A gleam in eyes Bo had first seen as brown, then as a pale gold so unusual they were eerie. Today, they held an in-between state, as if the creature inside Malachai’s human skin were swimming at the top of his consciousness.

“Atalina hasn’t popped yet?” Malachai asked his cousin-by-mating.

“I dare you to ask her exactly that to her face.” Dex leaned against the seaward wall, his tone bone dry. “And where in the hell do you get those suits? You’re the only man I know who comes out of the black dressed in a sharp suit—and I know we don’t stock your size on Ryūjin.”

It was true. Though Malachai’s dark hair was damp, he wore a black suit with a crisp white shirt underneath. No tie, the shirt open at the collar, the jacket unbuttoned.

“If I told you, I’d have to bury you in the deep,” Malachai responded without a hitch.

Something beeped right then and Dex checked a small computronic device wrapped around his wrist. “Duty calls.” He glanced at Mal. “You staying tonight? Dinner?”

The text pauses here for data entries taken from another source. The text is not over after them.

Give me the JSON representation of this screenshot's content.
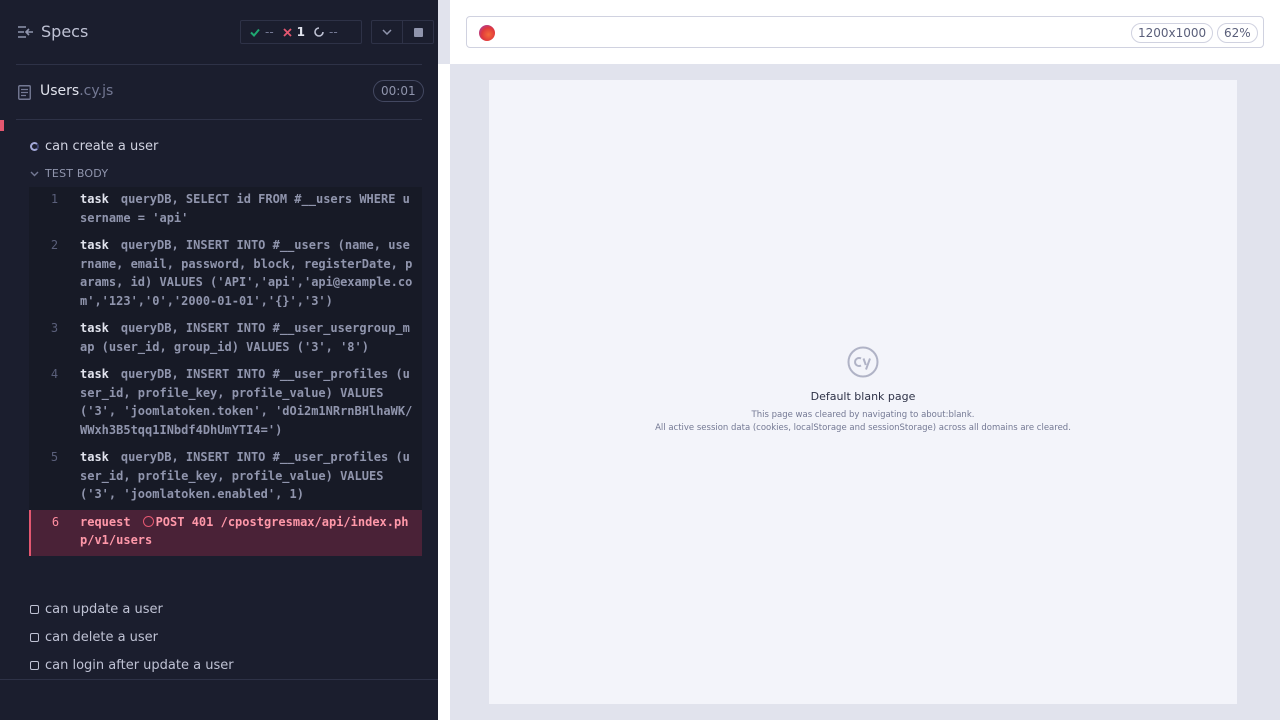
{
  "reporter": {
    "specs_label": "Specs",
    "stats": {
      "passed": "--",
      "failed": "1",
      "pending": "--"
    },
    "spec": {
      "name": "Users",
      "ext": ".cy.js",
      "duration": "00:01"
    },
    "current_test": "can create a user",
    "body_label": "TEST BODY",
    "commands": [
      {
        "num": "1",
        "name": "task",
        "message": "queryDB, SELECT id FROM #__users WHERE username = 'api'"
      },
      {
        "num": "2",
        "name": "task",
        "message": "queryDB, INSERT INTO #__users (name, username, email, password, block, registerDate, params, id) VALUES ('API','api','api@example.com','123','0','2000-01-01','{}','3')"
      },
      {
        "num": "3",
        "name": "task",
        "message": "queryDB, INSERT INTO #__user_usergroup_map (user_id, group_id) VALUES ('3', '8')"
      },
      {
        "num": "4",
        "name": "task",
        "message": "queryDB, INSERT INTO #__user_profiles (user_id, profile_key, profile_value) VALUES ('3', 'joomlatoken.token', 'dOi2m1NRrnBHlhaWK/WWxh3B5tqq1INbdf4DhUmYTI4=')"
      },
      {
        "num": "5",
        "name": "task",
        "message": "queryDB, INSERT INTO #__user_profiles (user_id, profile_key, profile_value) VALUES ('3', 'joomlatoken.enabled', 1)"
      }
    ],
    "error_command": {
      "num": "6",
      "name": "request",
      "message": "POST 401 /cpostgresmax/api/index.php/v1/users"
    },
    "pending_tests": [
      "can update a user",
      "can delete a user",
      "can login after update a user"
    ]
  },
  "aut": {
    "viewport": "1200x1000",
    "zoom": "62%",
    "blank_title": "Default blank page",
    "blank_line1": "This page was cleared by navigating to about:blank.",
    "blank_line2": "All active session data (cookies, localStorage and sessionStorage) across all domains are cleared."
  },
  "colors": {
    "fail": "#e45770",
    "pass": "#1fa971",
    "bg": "#1b1e2e"
  }
}
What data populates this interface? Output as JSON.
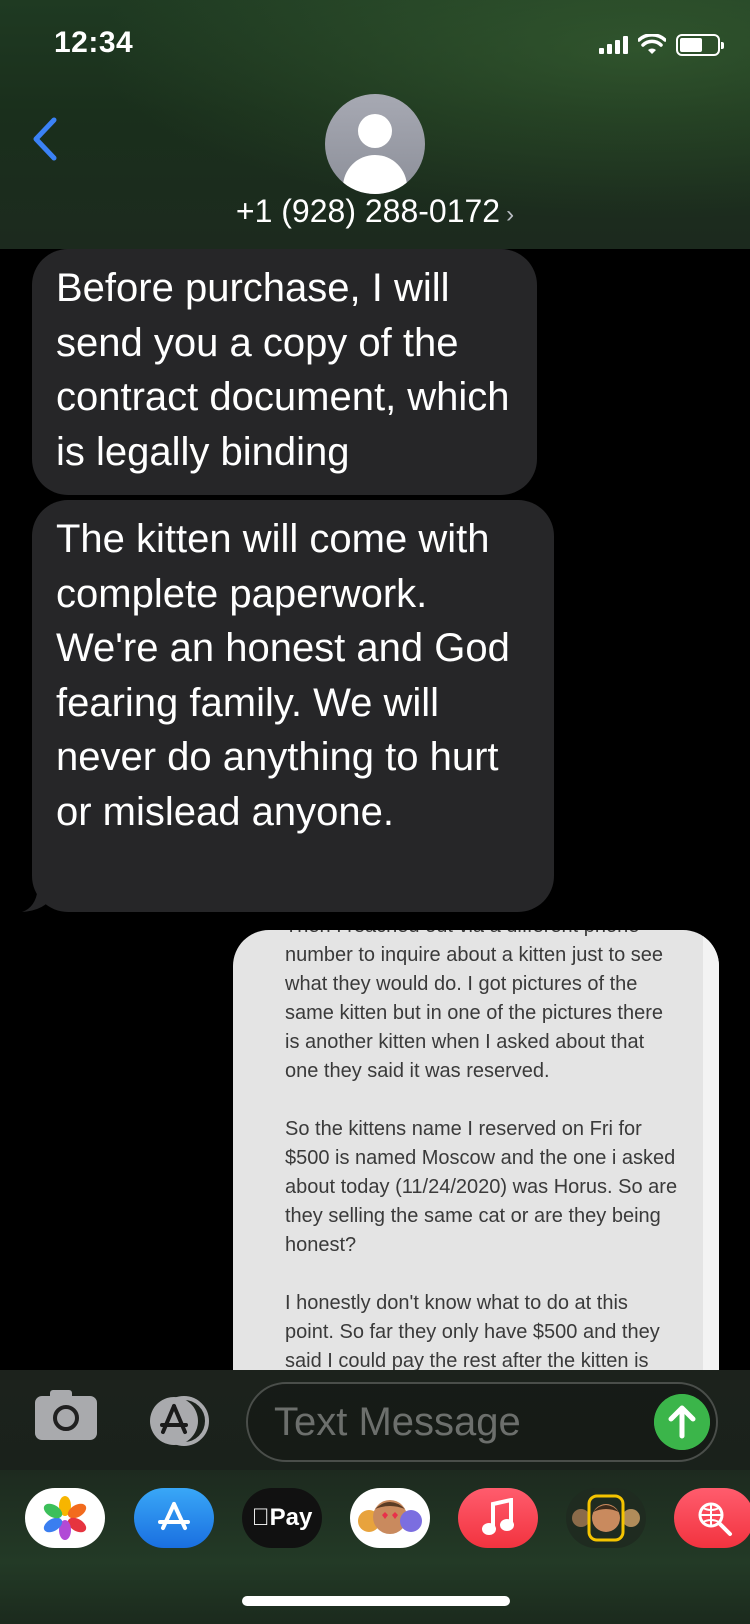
{
  "status_bar": {
    "time": "12:34"
  },
  "header": {
    "contact_number": "+1 (928) 288-0172",
    "contact_chevron": "›"
  },
  "messages": [
    {
      "direction": "incoming",
      "text": "Before purchase, I will send you a copy of the contract document, which is legally binding"
    },
    {
      "direction": "incoming",
      "text": "The kitten will come with complete paperwork. We're an honest and God fearing family. We will never do anything to hurt or mislead anyone."
    }
  ],
  "outgoing_image": {
    "paragraphs": [
      "Then I reached out via a different phone number to inquire about a kitten just to see what they would do. I got pictures of the same kitten but in one of the pictures there is another kitten when I asked about that one they said it was reserved.",
      "So the kittens name I reserved on Fri for $500 is named Moscow and the one i asked about today (11/24/2020) was Horus. So are they selling the same cat or are they being honest?",
      "I honestly don't know what to do at this point. So far they only have $500 and they said I could pay the rest after the kitten is"
    ]
  },
  "composer": {
    "placeholder": "Text Message"
  },
  "app_drawer": {
    "apps": [
      {
        "name": "photos",
        "icon": "photos-icon"
      },
      {
        "name": "app-store",
        "icon": "app-store-icon"
      },
      {
        "name": "apple-pay",
        "label": "Pay",
        "icon": "apple-pay-icon"
      },
      {
        "name": "animoji",
        "icon": "animoji-icon"
      },
      {
        "name": "music",
        "icon": "music-icon"
      },
      {
        "name": "memoji",
        "icon": "memoji-icon"
      },
      {
        "name": "web-search",
        "icon": "globe-search-icon"
      }
    ]
  },
  "colors": {
    "incoming_bubble": "#262628",
    "send_button": "#3bb54a",
    "back_chevron": "#3b82f6"
  }
}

“No, this is a flying visit. But I’ll come down again before Atalina’s due date so we can have one last party before you two turn into haggard, sleep-deprived zombies.”

Walking backward, Dex grinned. “Yeah, and who do you think is going to be babysitting for date night, Uncle Mal?”

Bo waited until the station commander had left before looking at Malachai. “You’re here to talk to me.”

Malachai’s expression changed, a cool-eyed predator replacing the warm affection of a man of family. “I—”

“Malachai!”

Turning, the other man caught the small teenage girl against his body. “Miss me, did you, Pania?”

The petite girl, one of the swimmers who’d cannonballed into the pool the other day, lifted up a face that shone with love. “You haven’t visited for ages.”

“Otherwise known as three weeks.” Tugging on one of her curls before he released her, Malachai kept his hand on her shoulder. “Shouldn’t you be in school?”

“School’s out. I’m going to science club.”

“Then you’d better get moving. You know how strict Mrs. Dempsey can be—she threatened me with a lichen beard last time I was late.”

Pania giggled before racing off.

“Come on,” Malachai said afterward. “We need to get out of here if we’re going to talk. Where’s your room?”

The other man didn’t say anything else until they were behind the closed door of Bo’s room. Bo had opened the window before he left, and they both walked naturally toward the view.

The water was a tangle of silver.

“Jesus, do you emit sea pheromones or something?” There were so many fish out there that it glittered.

“That’s not for me.” Malachai’s lips curved slightly. “One of the schools must’ve come down. They always get the best reaction from the natural schools.”

A sudden tightness in Bowen’s gut. “Kaia told me humans ate sea changelings before.” The idea of it made his gorge rise.

“In the dark past,” Malachai confirmed, his eyes on the water. “We’re no longer such easy prey—but we roam far and wide. I can’t lay a security perimeter around the entire globe.”

Bo blew out a breath. “I’ve always seen changelings as powerful in your packs and clans.” Tight-knit units who hunkered down and fought together against any threat. “Before Ryūjin”—before the harsh truths laid bare by Kaia—“I never truly understood the risks faced by your people.”

“And we didn’t understand the battle humans fight each and every day to walk out into a world where Psy can penetrate your minds at will.” Malachai’s voice was deep, contemplative. “That takes as much courage as swimming alone in an endless ocean, perhaps more.”

“I haven’t betrayed you, Mal,” Bo said bluntly after turning to face Malachai.

The other man echoed his position. And his response, when it came, was from the lethal predator that lived under his skin—because Malachai Rhys was nothing harmless, of that Bo was dead certain. “We’ve confirmed Alliance ships have helped steal our people.”